Sanity Prevails in Same-Sex ‘Marriage’ Ruling
“Judge Juan Perez-Gimenez shocked everyone by following 40 years of legal precedent.”
By Tony Perkins
There’s a lot more separating the U.S. and Puerto Rico than the Atlantic. Based on Tuesday’s news, the two regions are also oceans apart on judicial activism. [T]he little island made a big splash in the marriage debate by becoming just the second federal court to uphold the local law. In an opinion that was a breath of fresh air to disenfranchised voters everywhere, Judge Juan Perez-Gimenez shocked everyone by following 40 years of legal precedent.
Unlike his peers, who could win awards for their judicial gymnastics, Perez-Gimenez practiced what is becoming a lost art in U.S. courtrooms: self-restraint. After a year and a half of watching courts elevate political correctness above the rule of law, Perez-Gimenez dared to inject a little common sense into his ruling, writing one of the most unflinchingly pro-Constitution opinions on the subject in the last decade. Calling natural marriage “the fundamental unit of the political order,” the judge argues that “Ultimately, the very survival of the political order depends on the procreative potential embodied in it.”
In a jab at the runaway courts, Perez-Gimenez insists, “These are well-tested, well-proven principles on which we have relied for centuries. The question now is whether judicial ‘wisdom’ may contrive methods by which those solid principles can be circumvented or even discarded.”
For the Left, which has prided itself on exaggerating the popularity of same-sex “marriage,” this court’s decision highlights a serious problem for the Democratic Party – the minority divide on social issues. Apart from being the first Democratic-appointed judge to break with the Left’s agenda, Perrez-Gimenez is also Hispanic. And his unapologetic decision very literally draws a line in the sand for a party that continues to disregard other communities’ deeply-held convictions on marriage.

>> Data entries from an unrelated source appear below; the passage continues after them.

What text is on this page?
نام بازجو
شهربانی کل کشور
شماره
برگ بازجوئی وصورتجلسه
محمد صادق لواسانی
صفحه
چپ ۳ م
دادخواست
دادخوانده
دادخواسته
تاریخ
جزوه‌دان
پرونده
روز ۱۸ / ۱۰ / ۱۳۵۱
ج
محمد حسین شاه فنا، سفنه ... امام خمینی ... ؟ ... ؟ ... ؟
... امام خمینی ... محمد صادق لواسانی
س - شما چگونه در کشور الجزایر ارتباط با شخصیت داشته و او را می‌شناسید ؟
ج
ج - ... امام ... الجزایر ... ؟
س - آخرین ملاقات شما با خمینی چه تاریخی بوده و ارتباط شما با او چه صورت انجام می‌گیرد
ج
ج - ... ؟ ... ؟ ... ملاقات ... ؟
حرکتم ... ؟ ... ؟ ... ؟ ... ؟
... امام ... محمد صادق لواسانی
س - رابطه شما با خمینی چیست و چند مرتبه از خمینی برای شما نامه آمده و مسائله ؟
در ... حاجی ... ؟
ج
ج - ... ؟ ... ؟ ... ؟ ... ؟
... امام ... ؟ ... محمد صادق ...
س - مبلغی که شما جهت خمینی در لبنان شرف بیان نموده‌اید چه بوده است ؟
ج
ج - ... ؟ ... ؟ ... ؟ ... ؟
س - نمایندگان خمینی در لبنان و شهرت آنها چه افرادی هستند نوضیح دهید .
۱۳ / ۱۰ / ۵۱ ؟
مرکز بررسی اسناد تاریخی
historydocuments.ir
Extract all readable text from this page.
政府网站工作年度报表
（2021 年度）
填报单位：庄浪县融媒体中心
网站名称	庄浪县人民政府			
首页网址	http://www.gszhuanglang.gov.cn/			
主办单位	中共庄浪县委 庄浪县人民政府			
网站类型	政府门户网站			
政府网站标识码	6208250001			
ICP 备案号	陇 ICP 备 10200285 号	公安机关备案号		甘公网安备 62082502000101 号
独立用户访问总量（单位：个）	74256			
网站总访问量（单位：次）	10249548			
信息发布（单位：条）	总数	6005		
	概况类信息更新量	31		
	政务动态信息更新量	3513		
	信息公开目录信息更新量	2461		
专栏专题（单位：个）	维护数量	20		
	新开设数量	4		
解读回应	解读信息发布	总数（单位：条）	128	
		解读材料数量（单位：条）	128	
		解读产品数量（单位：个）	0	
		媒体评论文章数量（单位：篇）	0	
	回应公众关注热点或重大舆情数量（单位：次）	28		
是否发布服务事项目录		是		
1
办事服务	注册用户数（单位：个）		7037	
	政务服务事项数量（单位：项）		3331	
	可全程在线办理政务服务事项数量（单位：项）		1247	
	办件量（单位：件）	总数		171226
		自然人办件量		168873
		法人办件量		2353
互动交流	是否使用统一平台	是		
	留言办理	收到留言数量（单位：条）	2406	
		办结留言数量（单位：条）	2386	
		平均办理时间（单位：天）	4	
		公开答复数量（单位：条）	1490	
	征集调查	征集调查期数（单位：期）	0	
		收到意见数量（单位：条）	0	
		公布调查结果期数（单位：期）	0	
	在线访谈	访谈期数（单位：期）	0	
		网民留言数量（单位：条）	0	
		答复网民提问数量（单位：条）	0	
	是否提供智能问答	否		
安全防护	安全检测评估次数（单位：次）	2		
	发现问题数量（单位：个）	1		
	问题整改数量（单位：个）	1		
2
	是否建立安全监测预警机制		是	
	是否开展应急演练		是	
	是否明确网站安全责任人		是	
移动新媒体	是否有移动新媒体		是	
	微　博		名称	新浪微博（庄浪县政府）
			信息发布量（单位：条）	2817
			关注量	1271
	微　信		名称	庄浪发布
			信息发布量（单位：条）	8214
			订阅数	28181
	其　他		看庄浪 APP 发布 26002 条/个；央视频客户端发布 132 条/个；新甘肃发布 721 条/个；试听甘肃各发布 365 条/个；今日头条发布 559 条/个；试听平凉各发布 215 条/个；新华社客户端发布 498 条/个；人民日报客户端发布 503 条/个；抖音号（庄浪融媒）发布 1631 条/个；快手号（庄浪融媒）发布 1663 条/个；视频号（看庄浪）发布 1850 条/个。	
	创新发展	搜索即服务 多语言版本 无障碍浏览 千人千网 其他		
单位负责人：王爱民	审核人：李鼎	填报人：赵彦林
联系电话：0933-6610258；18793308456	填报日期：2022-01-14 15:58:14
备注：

In the meantime, Puerto Rico’s decision creates an interesting scenario for court-watchers. For starters, this puts the First Circuit Court – whose New England states all recognize same-sex “marriage” – in play. In the race to get the U.S. Supreme Court to weigh in, most experts agree that the circuit courts will have to disagree on marriage. This case could be the very split conservatives were waiting for.
“For now,” Perez-Gimenez writes, “one basic principle remains: the people, acting through their elected representatives, may legitimately regulate marriage by law. This principle is impeded, not advanced, by court decrees based on the proposition that the public cannot have the requisite repose to discuss certain issues. It is demeaning to the democratic process to presume that the voters are not capable of deciding an issue of this sensitivity on decent and rational grounds.” If the people can’t be trusted to decide marriage, what can they be trusted to decide? Once the courts start substituting their own views for voters’, every issue is fair game.